Chad Rigetti just raised $139 million for a company that does not yet have a product. Four years ago, his last company went public at a $1.5 billion valuation and crashed to $0.38 per share. That is the actual news.
Sygaldry Technologies, founded in 2024, announced the funding round on Tuesday: a $34 million seed led by Initialized Capital closed in August, and a $105 million Series A led by Breakthrough Energy Ventures closed in March, according to a press release on GlobeNewswire. The pitch, in the company's own words, is to build quantum-accelerated AI servers for data centers and have them in commercial production by the end of the decade. Rigetti, who founded the original Rigetti Computing in 2013 and ran it until investors pushed him out in November 2022, is the CEO and co-founder. He is joined by Idalia Friedson, who helped take Rigetti Computing public in 2022 as its chief strategy officer, and Michael Keiser, an AI scientist.
The money is real. The timeline is not established.
Here is what the press release does not say: no quantum computer has demonstrated an unambiguous speedup on a real AI workload. Prediction markets tracking quantum progress show overwhelming skepticism that any quantum system will deliver an unambiguous, classically impossible computation by 2026. The category that Sygaldry is selling, quantum-accelerated AI, requires integrating quantum processors alongside classical chips in a way that actually accelerates the parts of AI inference that matter. Nobody has published a peer-reviewed result showing that a hybrid quantum-classical system beats a GPU cluster on a task anyone cares about.
This is not a secret. It is the entire problem the field has been trying to solve for a decade.
The energy framing is where the pitch gets more interesting. Sygaldry's announcement cites an estimate that the AI industry will need $5.2 trillion in capital expenditure and 125 gigawatts of new power generation by 2030 to meet global demand. If a quantum-classical hybrid could match GPU performance at meaningfully lower energy consumption per inference, that would matter regardless of whether the speedup story holds. This is the angle that makes the pitch testable and interesting, because energy efficiency is something you can measure in a data center in a way that quantum advantage is not.

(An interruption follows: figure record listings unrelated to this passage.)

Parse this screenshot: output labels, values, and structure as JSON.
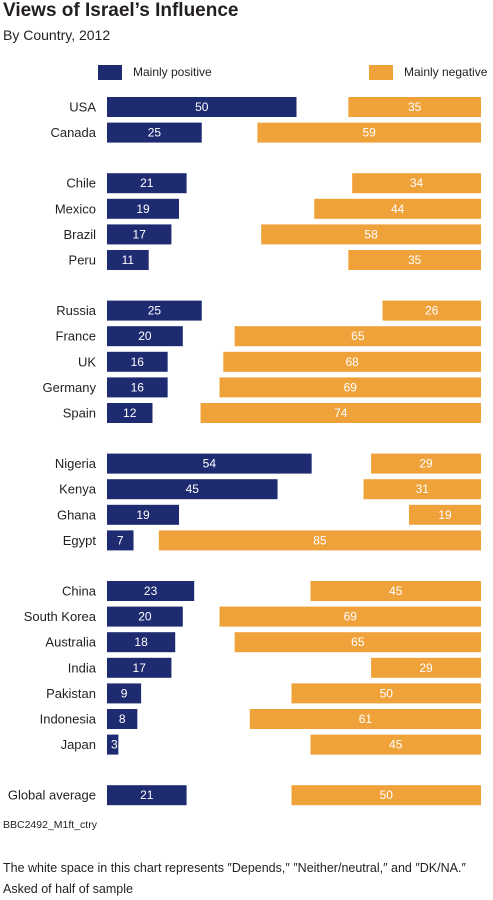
{
  "header": {
    "title": "Views of Israel’s Influence",
    "subtitle": "By Country, 2012"
  },
  "legend": {
    "positive": "Mainly positive",
    "negative": "Mainly negative"
  },
  "colors": {
    "positive": "#1e2b71",
    "negative": "#f0a23a"
  },
  "chart_data": {
    "type": "bar",
    "orientation": "horizontal",
    "categories": [
      "USA",
      "Canada",
      "Chile",
      "Mexico",
      "Brazil",
      "Peru",
      "Russia",
      "France",
      "UK",
      "Germany",
      "Spain",
      "Nigeria",
      "Kenya",
      "Ghana",
      "Egypt",
      "China",
      "South Korea",
      "Australia",
      "India",
      "Pakistan",
      "Indonesia",
      "Japan",
      "Global average"
    ],
    "groups": [
      [
        0,
        1
      ],
      [
        2,
        3,
        4,
        5
      ],
      [
        6,
        7,
        8,
        9,
        10
      ],
      [
        11,
        12,
        13,
        14
      ],
      [
        15,
        16,
        17,
        18,
        19,
        20,
        21
      ],
      [
        22
      ]
    ],
    "series": [
      {
        "name": "Mainly positive",
        "values": [
          50,
          25,
          21,
          19,
          17,
          11,
          25,
          20,
          16,
          16,
          12,
          54,
          45,
          19,
          7,
          23,
          20,
          18,
          17,
          9,
          8,
          3,
          21
        ]
      },
      {
        "name": "Mainly negative",
        "values": [
          35,
          59,
          34,
          44,
          58,
          35,
          26,
          65,
          68,
          69,
          74,
          29,
          31,
          19,
          85,
          45,
          69,
          65,
          29,
          50,
          61,
          45,
          50
        ]
      }
    ],
    "legend_position": "top",
    "grid": false
  },
  "footer": {
    "source": "BBC2492_M1ft_ctry",
    "note_1": "The white space in this chart represents ″Depends,″ ″Neither/neutral,″ and ″DK/NA.″",
    "note_2": "Asked of half of sample"
  }
}
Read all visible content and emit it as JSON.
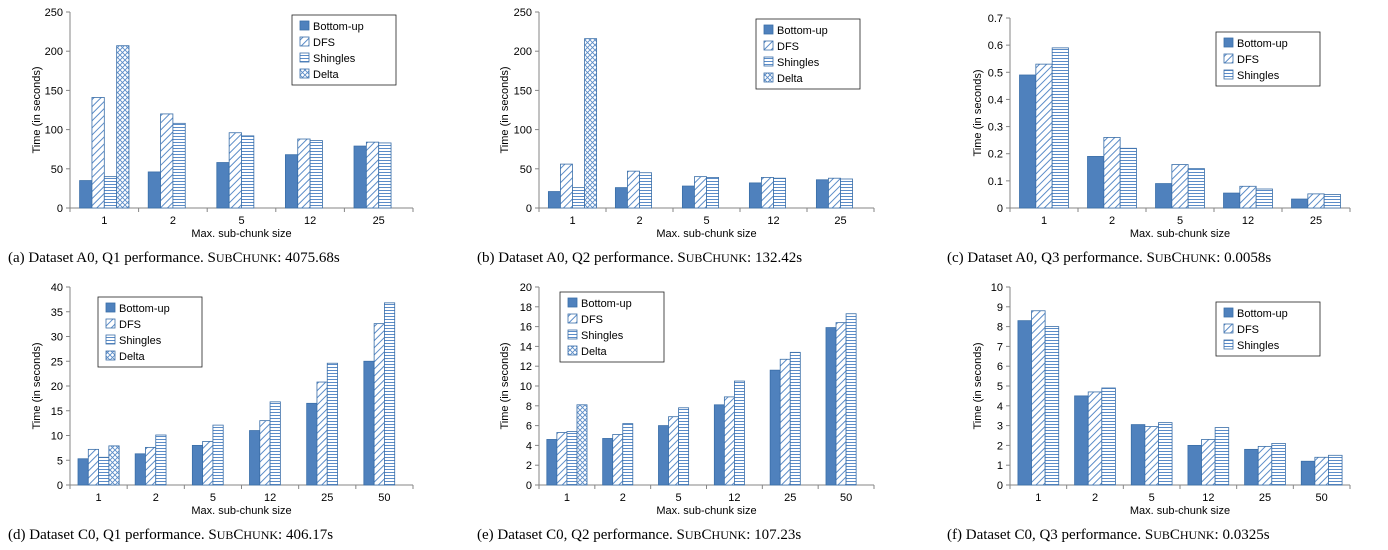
{
  "colors": {
    "bar_stroke": "#3a6ea8",
    "solid_fill": "#4f81bd",
    "pattern_line": "#5b8cc8",
    "axis": "#868686",
    "grid": "#d9d9d9"
  },
  "series_styles": {
    "Bottom-up": "solid",
    "DFS": "diag",
    "Shingles": "hlines",
    "Delta": "cross"
  },
  "chart_data": [
    {
      "type": "bar",
      "categories": [
        "1",
        "2",
        "5",
        "12",
        "25"
      ],
      "series": [
        {
          "name": "Bottom-up",
          "values": [
            35,
            46,
            58,
            68,
            79
          ]
        },
        {
          "name": "DFS",
          "values": [
            141,
            120,
            96,
            88,
            84
          ]
        },
        {
          "name": "Shingles",
          "values": [
            40,
            108,
            92,
            86,
            83
          ]
        },
        {
          "name": "Delta",
          "values": [
            207,
            null,
            null,
            null,
            null
          ]
        }
      ],
      "xlabel": "Max. sub-chunk size",
      "ylabel": "Time (in seconds)",
      "ylim": [
        0,
        250
      ],
      "yticks": [
        "0",
        "50",
        "100",
        "150",
        "200",
        "250"
      ],
      "grid": false,
      "legend": "top-right",
      "caption": {
        "label": "(a) Dataset A0, Q1 performance.",
        "method_big": "S",
        "method_small": "UB",
        "method_big2": "C",
        "method_small2": "HUNK",
        "value": ": 4075.68s"
      }
    },
    {
      "type": "bar",
      "categories": [
        "1",
        "2",
        "5",
        "12",
        "25"
      ],
      "series": [
        {
          "name": "Bottom-up",
          "values": [
            21,
            26,
            28,
            32,
            36
          ]
        },
        {
          "name": "DFS",
          "values": [
            56,
            47,
            40,
            39,
            38
          ]
        },
        {
          "name": "Shingles",
          "values": [
            26,
            45,
            39,
            38,
            37
          ]
        },
        {
          "name": "Delta",
          "values": [
            216,
            null,
            null,
            null,
            null
          ]
        }
      ],
      "xlabel": "Max. sub-chunk size",
      "ylabel": "Time (in seconds)",
      "ylim": [
        0,
        250
      ],
      "yticks": [
        "0",
        "50",
        "100",
        "150",
        "200",
        "250"
      ],
      "grid": false,
      "legend": "top-right",
      "caption": {
        "label": "(b) Dataset A0, Q2 performance.",
        "method_big": "S",
        "method_small": "UB",
        "method_big2": "C",
        "method_small2": "HUNK",
        "value": ": 132.42s"
      }
    },
    {
      "type": "bar",
      "categories": [
        "1",
        "2",
        "5",
        "12",
        "25"
      ],
      "series": [
        {
          "name": "Bottom-up",
          "values": [
            0.49,
            0.19,
            0.09,
            0.055,
            0.033
          ]
        },
        {
          "name": "DFS",
          "values": [
            0.53,
            0.26,
            0.16,
            0.08,
            0.052
          ]
        },
        {
          "name": "Shingles",
          "values": [
            0.59,
            0.22,
            0.145,
            0.07,
            0.05
          ]
        }
      ],
      "xlabel": "Max. sub-chunk size",
      "ylabel": "Time (in seconds)",
      "ylim": [
        0,
        0.7
      ],
      "yticks": [
        "0",
        "0.1",
        "0.2",
        "0.3",
        "0.4",
        "0.5",
        "0.6",
        "0.7"
      ],
      "grid": false,
      "legend": "top-right",
      "caption": {
        "label": "(c) Dataset A0, Q3 performance.",
        "method_big": "S",
        "method_small": "UB",
        "method_big2": "C",
        "method_small2": "HUNK",
        "value": ": 0.0058s"
      }
    },
    {
      "type": "bar",
      "categories": [
        "1",
        "2",
        "5",
        "12",
        "25",
        "50"
      ],
      "series": [
        {
          "name": "Bottom-up",
          "values": [
            5.3,
            6.3,
            8,
            11,
            16.5,
            25
          ]
        },
        {
          "name": "DFS",
          "values": [
            7.2,
            7.6,
            8.8,
            13,
            20.8,
            32.6
          ]
        },
        {
          "name": "Shingles",
          "values": [
            5.6,
            10.1,
            12.1,
            16.8,
            24.6,
            36.8
          ]
        },
        {
          "name": "Delta",
          "values": [
            7.9,
            null,
            null,
            null,
            null,
            null
          ]
        }
      ],
      "xlabel": "Max. sub-chunk size",
      "ylabel": "Time (in seconds)",
      "ylim": [
        0,
        40
      ],
      "yticks": [
        "0",
        "5",
        "10",
        "15",
        "20",
        "25",
        "30",
        "35",
        "40"
      ],
      "grid": false,
      "legend": "top-left",
      "caption": {
        "label": "(d) Dataset C0, Q1 performance.",
        "method_big": "S",
        "method_small": "UB",
        "method_big2": "C",
        "method_small2": "HUNK",
        "value": ": 406.17s"
      }
    },
    {
      "type": "bar",
      "categories": [
        "1",
        "2",
        "5",
        "12",
        "25",
        "50"
      ],
      "series": [
        {
          "name": "Bottom-up",
          "values": [
            4.6,
            4.7,
            6,
            8.1,
            11.6,
            15.9
          ]
        },
        {
          "name": "DFS",
          "values": [
            5.3,
            5.1,
            6.9,
            8.9,
            12.7,
            16.4
          ]
        },
        {
          "name": "Shingles",
          "values": [
            5.4,
            6.2,
            7.8,
            10.5,
            13.4,
            17.3
          ]
        },
        {
          "name": "Delta",
          "values": [
            8.1,
            null,
            null,
            null,
            null,
            null
          ]
        }
      ],
      "xlabel": "Max. sub-chunk size",
      "ylabel": "Time (in seconds)",
      "ylim": [
        0,
        20
      ],
      "yticks": [
        "0",
        "2",
        "4",
        "6",
        "8",
        "10",
        "12",
        "14",
        "16",
        "18",
        "20"
      ],
      "grid": false,
      "legend": "top-left",
      "caption": {
        "label": "(e) Dataset C0, Q2 performance.",
        "method_big": "S",
        "method_small": "UB",
        "method_big2": "C",
        "method_small2": "HUNK",
        "value": ": 107.23s"
      }
    },
    {
      "type": "bar",
      "categories": [
        "1",
        "2",
        "5",
        "12",
        "25",
        "50"
      ],
      "series": [
        {
          "name": "Bottom-up",
          "values": [
            8.3,
            4.5,
            3.05,
            2,
            1.8,
            1.2
          ]
        },
        {
          "name": "DFS",
          "values": [
            8.8,
            4.7,
            2.95,
            2.3,
            1.95,
            1.4
          ]
        },
        {
          "name": "Shingles",
          "values": [
            8,
            4.9,
            3.15,
            2.9,
            2.1,
            1.5
          ]
        }
      ],
      "xlabel": "Max. sub-chunk size",
      "ylabel": "Time (in seconds)",
      "ylim": [
        0,
        10
      ],
      "yticks": [
        "0",
        "1",
        "2",
        "3",
        "4",
        "5",
        "6",
        "7",
        "8",
        "9",
        "10"
      ],
      "grid": false,
      "legend": "top-right",
      "caption": {
        "label": "(f) Dataset C0, Q3 performance.",
        "method_big": "S",
        "method_small": "UB",
        "method_big2": "C",
        "method_small2": "HUNK",
        "value": ": 0.0325s"
      }
    }
  ]
}
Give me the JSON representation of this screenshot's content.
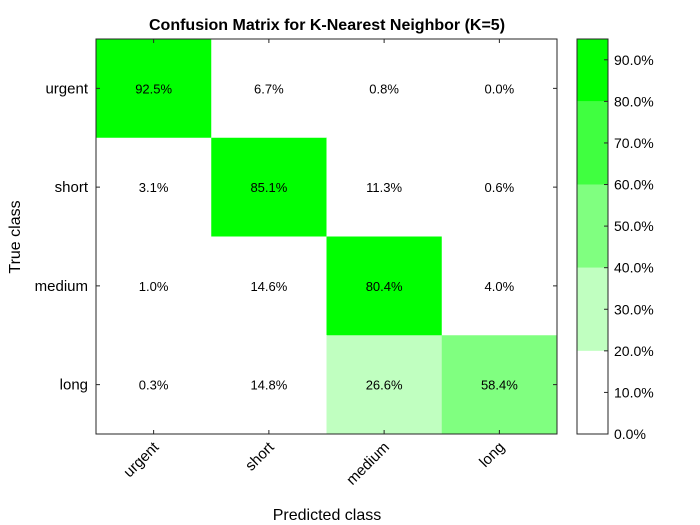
{
  "chart_data": {
    "type": "heatmap",
    "title": "Confusion Matrix for K-Nearest Neighbor (K=5)",
    "xlabel": "Predicted class",
    "ylabel": "True class",
    "categories_x": [
      "urgent",
      "short",
      "medium",
      "long"
    ],
    "categories_y": [
      "urgent",
      "short",
      "medium",
      "long"
    ],
    "values": [
      [
        92.5,
        6.7,
        0.8,
        0.0
      ],
      [
        3.1,
        85.1,
        11.3,
        0.6
      ],
      [
        1.0,
        14.6,
        80.4,
        4.0
      ],
      [
        0.3,
        14.8,
        26.6,
        58.4
      ]
    ],
    "cell_labels": [
      [
        "92.5%",
        "6.7%",
        "0.8%",
        "0.0%"
      ],
      [
        "3.1%",
        "85.1%",
        "11.3%",
        "0.6%"
      ],
      [
        "1.0%",
        "14.6%",
        "80.4%",
        "4.0%"
      ],
      [
        "0.3%",
        "14.8%",
        "26.6%",
        "58.4%"
      ]
    ],
    "colorbar": {
      "range": [
        0,
        95
      ],
      "ticks": [
        0,
        10,
        20,
        30,
        40,
        50,
        60,
        70,
        80,
        90
      ],
      "tick_labels": [
        "0.0%",
        "10.0%",
        "20.0%",
        "30.0%",
        "40.0%",
        "50.0%",
        "60.0%",
        "70.0%",
        "80.0%",
        "90.0%"
      ],
      "bands": [
        {
          "from": 0,
          "to": 20,
          "color": "#ffffff"
        },
        {
          "from": 20,
          "to": 40,
          "color": "#c0ffc0"
        },
        {
          "from": 40,
          "to": 60,
          "color": "#80ff80"
        },
        {
          "from": 60,
          "to": 80,
          "color": "#40ff40"
        },
        {
          "from": 80,
          "to": 95,
          "color": "#00ff00"
        }
      ]
    },
    "legend": "right (colorbar)",
    "grid": false
  }
}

Rigetti has made this argument before. In 2022, he told investors that quantum computing would transform drug discovery and materials science. The stock peaked at $8.81 in May 2022 and fell 96% over the following year. Two delistings followed. He was removed as CEO in November 2022 and replaced by Subodh Kulkarni. Rigetti Computing, which had been one of the most prominent US-based quantum hardware companies, eventually ended up on the Nasdaq delisting watchlist twice in eighteen months.
The co-founder and investor community around Sygaldry appears to believe the second act will be different. Breakthrough Energy Ventures, which led the Series A, does not fund science experiments. It funds companies that have a credible path to a product in a large market. That is meaningful signal. Initialized Capital, which led the seed, has a portfolio that skews toward infrastructure. The fact that both funds participated suggests the pitch passes a commercial bar that the first Rigetti pitch apparently did not.
But the technical question remains open. Sygaldry is building superconducting qubit systems, the same physical modality that Rigetti Computing used. Superconducting computers are relatively cost-intensive to manufacture compared to other qubit architectures, which has been a persistent structural challenge for the sector. Whether that cost profile is compatible with the energy-efficiency argument depends entirely on whether the quantum acceleration claim holds at scale, and on workloads that data centers actually run.
The most honest version of this story is not quantum computing startup raises money or even founder redemption arc. It is a specific technical bet: that hybrid quantum-classical chips will hit energy efficiency thresholds for AI inference that GPUs cannot match, and that this will happen before the end of the decade. That is a bet worth tracking. It is also a bet that the entire field has been making, with varying degrees of honesty, since 2013.
What Sygaldry has that the original Rigetti did not is a co-founder who was not there for the first version. Michael Keiser's AI science background is the piece that did not exist in 2013. Whether that changes the calculus is the question this company will answer in the lab, not in the press release.